Dienstag, 19. März 2013

Tripoli Witness

I learned of Rana Jawad´s book early last year. I could not find it in Libya nor in Austria, so I ordered it through Amazon. It only took the short period of ten weeks from ordering it to its delivery, maybe they thought that time doesn´t matter in Libya ;-)
The book has two parts: At first a surprsingly long part (making up 3/4 of the book) about how life was in in Gadaffi´s Libya. From private life over how journalists were treated up to official events. I you only happen to come to Libya after the revolution, this is your "Dummy´s guide to Libya". For most of this part I could only nod my head and have sometimes a smile on my lips. Of course it also brought up many old memories about how life was at those times.
However, I must add one thing: Rana described the "Great Man Made River Project" as the "Great Man Made Boring", describing it as the most boring thing she had experienced in Libya.
I strongly believe that the whole project is an incredible piece of engineering work.
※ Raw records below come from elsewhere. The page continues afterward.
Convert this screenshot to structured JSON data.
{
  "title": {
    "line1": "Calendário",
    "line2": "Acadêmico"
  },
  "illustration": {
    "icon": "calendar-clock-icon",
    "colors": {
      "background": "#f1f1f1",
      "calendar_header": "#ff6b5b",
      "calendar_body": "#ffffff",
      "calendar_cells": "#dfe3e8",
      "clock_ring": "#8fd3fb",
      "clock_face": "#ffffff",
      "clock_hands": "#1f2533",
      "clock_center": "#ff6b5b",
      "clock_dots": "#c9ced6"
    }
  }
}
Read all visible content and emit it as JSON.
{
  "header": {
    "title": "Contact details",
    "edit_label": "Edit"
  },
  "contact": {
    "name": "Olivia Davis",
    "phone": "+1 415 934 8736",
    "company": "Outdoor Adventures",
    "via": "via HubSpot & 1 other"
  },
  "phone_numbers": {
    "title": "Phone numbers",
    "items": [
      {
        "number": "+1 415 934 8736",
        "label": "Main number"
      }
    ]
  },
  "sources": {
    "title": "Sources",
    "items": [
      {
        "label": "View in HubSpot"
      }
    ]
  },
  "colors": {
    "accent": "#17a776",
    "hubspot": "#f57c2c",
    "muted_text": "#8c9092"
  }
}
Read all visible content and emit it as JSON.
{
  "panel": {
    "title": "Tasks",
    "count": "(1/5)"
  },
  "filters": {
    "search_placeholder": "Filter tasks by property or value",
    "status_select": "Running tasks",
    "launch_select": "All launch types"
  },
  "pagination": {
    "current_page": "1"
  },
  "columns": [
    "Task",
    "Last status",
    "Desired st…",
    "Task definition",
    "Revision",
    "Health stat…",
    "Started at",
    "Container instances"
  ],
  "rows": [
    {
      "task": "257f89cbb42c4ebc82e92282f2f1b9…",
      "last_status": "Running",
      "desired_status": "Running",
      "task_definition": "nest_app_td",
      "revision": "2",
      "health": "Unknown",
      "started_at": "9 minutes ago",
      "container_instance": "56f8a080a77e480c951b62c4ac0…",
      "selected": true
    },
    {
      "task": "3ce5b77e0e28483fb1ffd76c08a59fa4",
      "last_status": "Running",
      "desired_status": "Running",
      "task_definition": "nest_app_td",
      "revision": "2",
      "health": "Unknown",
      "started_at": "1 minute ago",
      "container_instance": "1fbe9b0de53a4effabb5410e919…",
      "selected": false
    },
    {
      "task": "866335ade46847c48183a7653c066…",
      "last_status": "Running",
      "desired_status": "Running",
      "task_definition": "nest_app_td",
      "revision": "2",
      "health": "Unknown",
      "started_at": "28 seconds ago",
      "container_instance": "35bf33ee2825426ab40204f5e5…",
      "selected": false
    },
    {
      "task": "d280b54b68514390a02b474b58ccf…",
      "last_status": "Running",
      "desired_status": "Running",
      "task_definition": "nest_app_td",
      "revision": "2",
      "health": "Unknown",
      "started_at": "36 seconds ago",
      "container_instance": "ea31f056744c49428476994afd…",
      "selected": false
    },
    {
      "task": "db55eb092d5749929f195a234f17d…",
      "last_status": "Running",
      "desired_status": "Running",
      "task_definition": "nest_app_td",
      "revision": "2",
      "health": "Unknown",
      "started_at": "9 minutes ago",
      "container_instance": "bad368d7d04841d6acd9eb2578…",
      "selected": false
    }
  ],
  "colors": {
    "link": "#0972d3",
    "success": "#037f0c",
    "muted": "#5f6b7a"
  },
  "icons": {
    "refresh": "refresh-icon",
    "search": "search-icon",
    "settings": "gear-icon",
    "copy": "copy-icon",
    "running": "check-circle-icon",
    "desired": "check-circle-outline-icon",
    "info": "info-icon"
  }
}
Unseen anywhere in the world. Pumping desert water over thousands of kilometers, making the desert green, bringing water to the coast. Many experienced in late 2011 what the project meant when the water stopped flowing. At the same time I always felt, that from an economic as well as an environmental point of view, this project was completely crazy. A waste of ressources. An Austrian consultancy, entrusted the judge the whole project in 2010 could not believe what they encountered. Their assessment was that water would last only for another 70 years.
On a different note, I would like to add, Rana, that our neighbours Switzerland are not part of Northern Europe !
The second part, tells about the 6 months of the revolution in Tripoli. Interesting insight, however I would have loved to read more about that times. Especially the time after May 2011 is completely missing. I personally, having been in Tripoli end July 2011, found that this was the most fierce but also interesting time of the revolution. It was the time when Tripoli was half empty and you had a feeling of a belagered city while NATO bombs were falling day and night.
Finally I am missing a bit of "witness reports" of the residents of Tripoli. After reading the book, I feel like in Tripoli there were only revolutionaries and that everybody was waiting for the "zero hour". Hearing some reports from the other side would be equally interesting. But I guess the interviews for those people would have to be done in Tunisia these days.

1 Kommentar:

  1. Interesting review. The other side, as you mention, has slipped "down the memory hole"- as John Pilger put it. I used to wonder what the book would be like. Now I know and I haven't missed anything.
    Someone from the 'third' side of the Libyan war.